Ясно, что если высочайшее достижение живописи заключается в совершенной передаче формы, движения и пространства, то живопись не может прийти в упадок, пока она придерживается этого доброго, никогда не устаревающего правила. Но мы созданы так, что не можем долго стоять на одном месте. Достигнув горной вершины, мы останавливаемся только для того, чтобы перевести дух, и, почти не глядя на земные царства, расстилающиеся под нашими ногами, бросаемся, очертя голову, вперед, редко зная куда, пока не оказываемся, весьма возможно, в болоте. Мы больше интересуемся нашей функциональной деятельностью, чем ее результатами, следовательно, более склонны к действиям, чем к созерцанию, а активная деятельность, особенно в среде наиболее одаренных представителей нашей расы, ведет к тому, что они не останавливаются на достигнутом, а в безумии устремляются за новизной. Кроме того, мы больше заботимся о самоутверждении, чем о совершенстве. В глубине души мы инстинктивно отдаем предпочтение правде и новизне, как мы ее понимаем, но не доброте и красоте. Так мы непрерывно изменяемся. И циклы нашего искусства весьма кратковременны, они продолжаются не более трех столетий, а гений нашего времени стремится к разрушению в той же мере, как к созиданию.
Ряд житейских предрассудков вводят нас в заблуждение относительно истинной природы человеческого гения, определяя его только как благородную и высокую духовную силу. Исходя из этой предпосылки, мы, естественно, ошибаемся, пытаясь искать гений в периоды упадка искусства, и бессмысленно удивляемся, когда от столетия к столетию его не удается обнаружить. Но так как существует значительная разница между человеческими культурами разных поколений, то незачем высокомерно утверждать, что эти различия исключают возможность появления гениальной натуры, если, разумеется, не наступит активное вырождение, как произошло в IV — V веках нашей эры у средиземноморских племен.
Даже в самые унизительные периоды истории, когда древний мир, подобно сморщенной старухе, становился все более и более дряхлым, сохраняя силы лишь, на то, чтобы удержать душу в своем бренном теле, гений не угасал окончательно хотя и принужден был раболепствовать перед силой военщины, правительствами, рекламой и ханжеством.
Но Италия после смерти Рафаэля и Микеланджело, Корреджо, Тициана и Веронезе не была в состоянии упадка. Нация оставалась не только сильной, но и достаточно экспансивной для того, чтобы по-настоящему осуществлять через посредство бесчисленных и самозванных эмиссаров свое огромное влияние на европейскую культуру. Она проявила гениальность и в других областях искусства, например в музыке, и было бы странным, если бы в это время Италия не произвела никого, кто бы имел склонность к фигурной живописи.

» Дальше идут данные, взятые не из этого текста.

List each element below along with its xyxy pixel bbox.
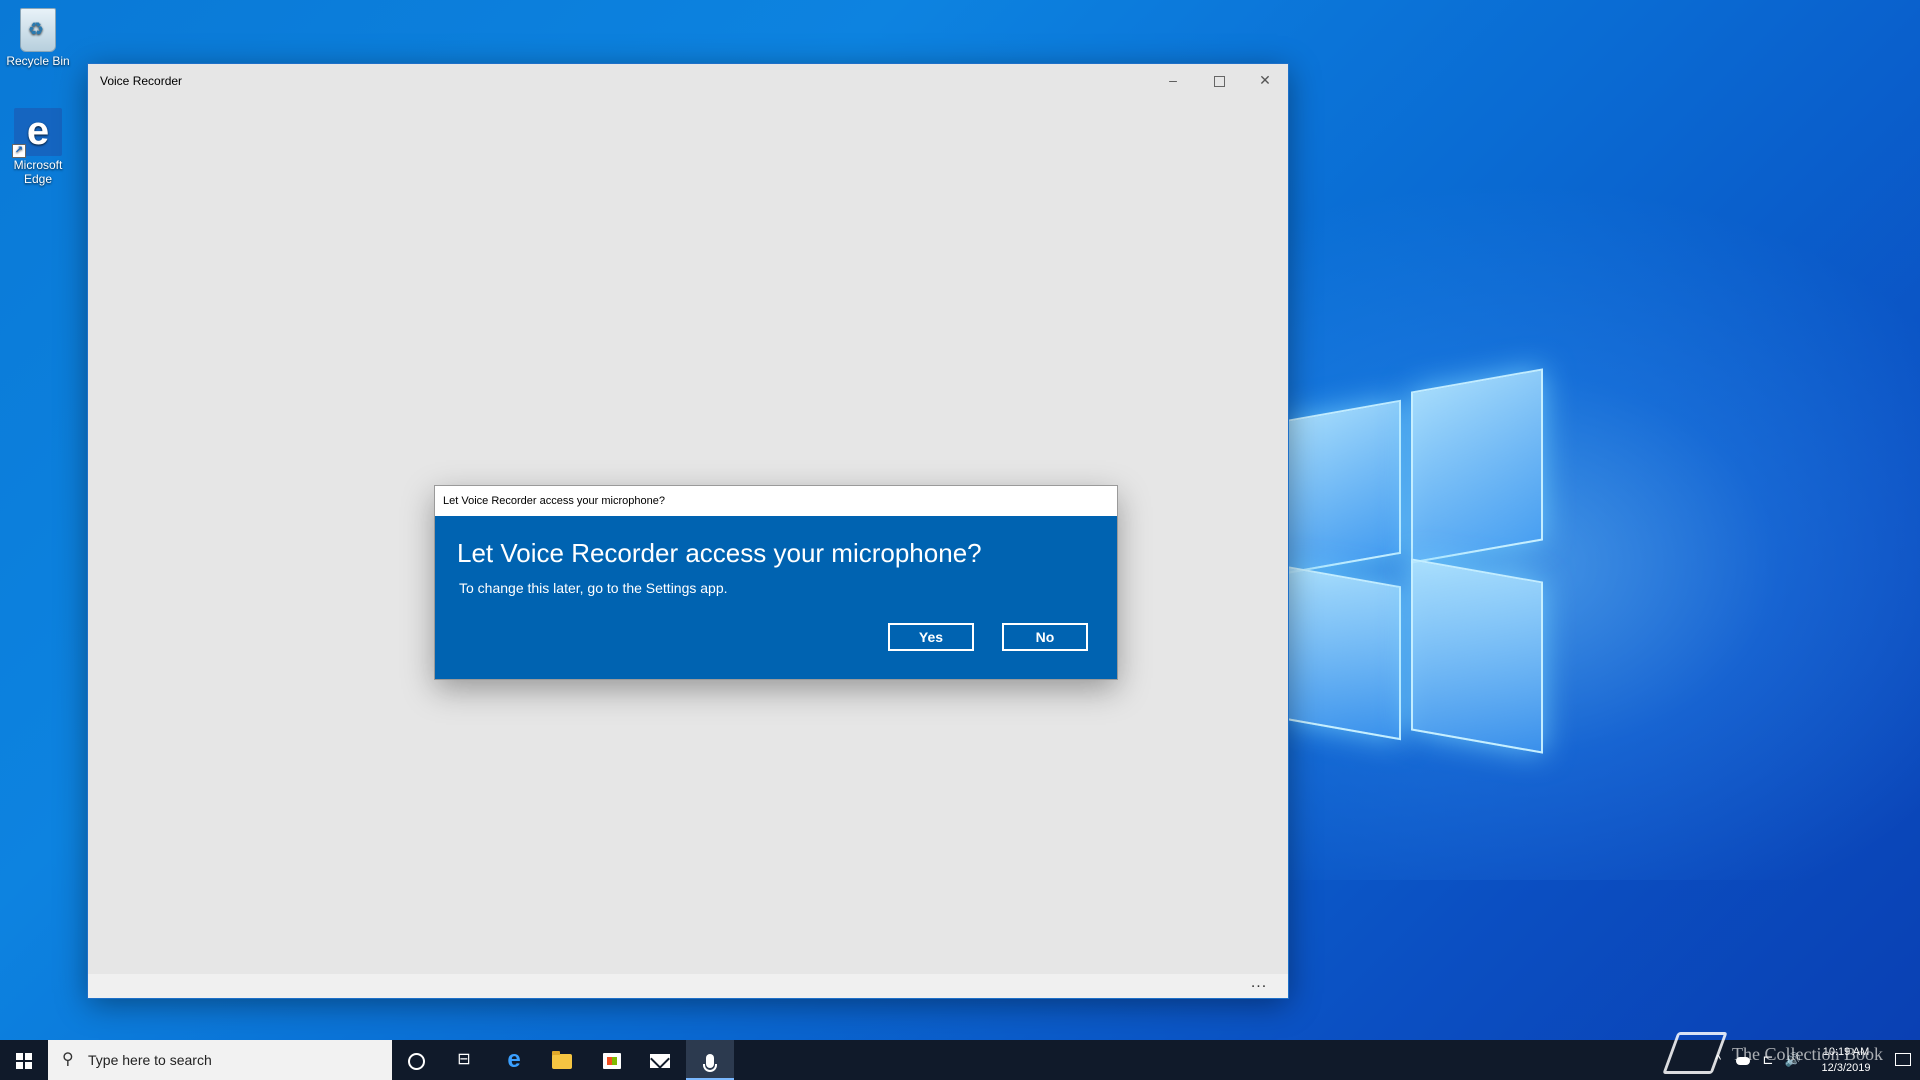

Если мы определим понятие гениальности как активную способность к сопротивлению против принудительной художественной тренировки, то мы сможем приложить это определение к ряду профессий, развивавшихся и менее блестяще. Мы говорили, что гений может не только созидать, но и разрушать, мы сумели объяснить его самоутверждение и понять инстинктивную симпатию, какую он вызывал к себе даже в тех случаях, когда он оказывался наиболее губительным в своих действиях.
Представьте себе, что за Микеланджело, Рафаэлем и Корреджо последовали бы художники, которые так же успешно противодействовали им, как противодействовали эти трое своим учителям — Гирландайо, Тимотео дель Вите и Лоренцо Коста. Если вы вспомните, что к этому времени возникает своеобразный стиль маньеризма, что Микеланджело жил настолько долго, что его поздние произведения с трудом можно отличить от произведений его ученика Марчелло Венусти, что только преждевременная смерть спасла Рафаэля от того, чтобы опуститься и стать лишь менее грубым, чем его ученик Джулио Романе, то нетрудно вообразить себе, что неистовый флорентийский гений мог вдребезги разбить своим молотком уже отлитые в качестве неприкосновенных образцов формы и закончить свои деяния тем, что сблизиться с Курбе и Мане теснее, чем с их далеким предшественником Караваджо. Какой-нибудь другой гений, обладающий умбрийской мягкостью и чувством пространства, мог бы превратиться в нечто более восхитительное, чем Доменикино, а владеющий даром Корреджо выражать очарование женственности мог объединить в себе лучшие черты творчества Фрагонара, Наттье и Буше. Каждый стал бы заметной и с исторической точки зрения интересной фигурой, но никто из них, несмотря на бесспорную гениальность, не смог бы занять трона в самых священных покоях Искусства.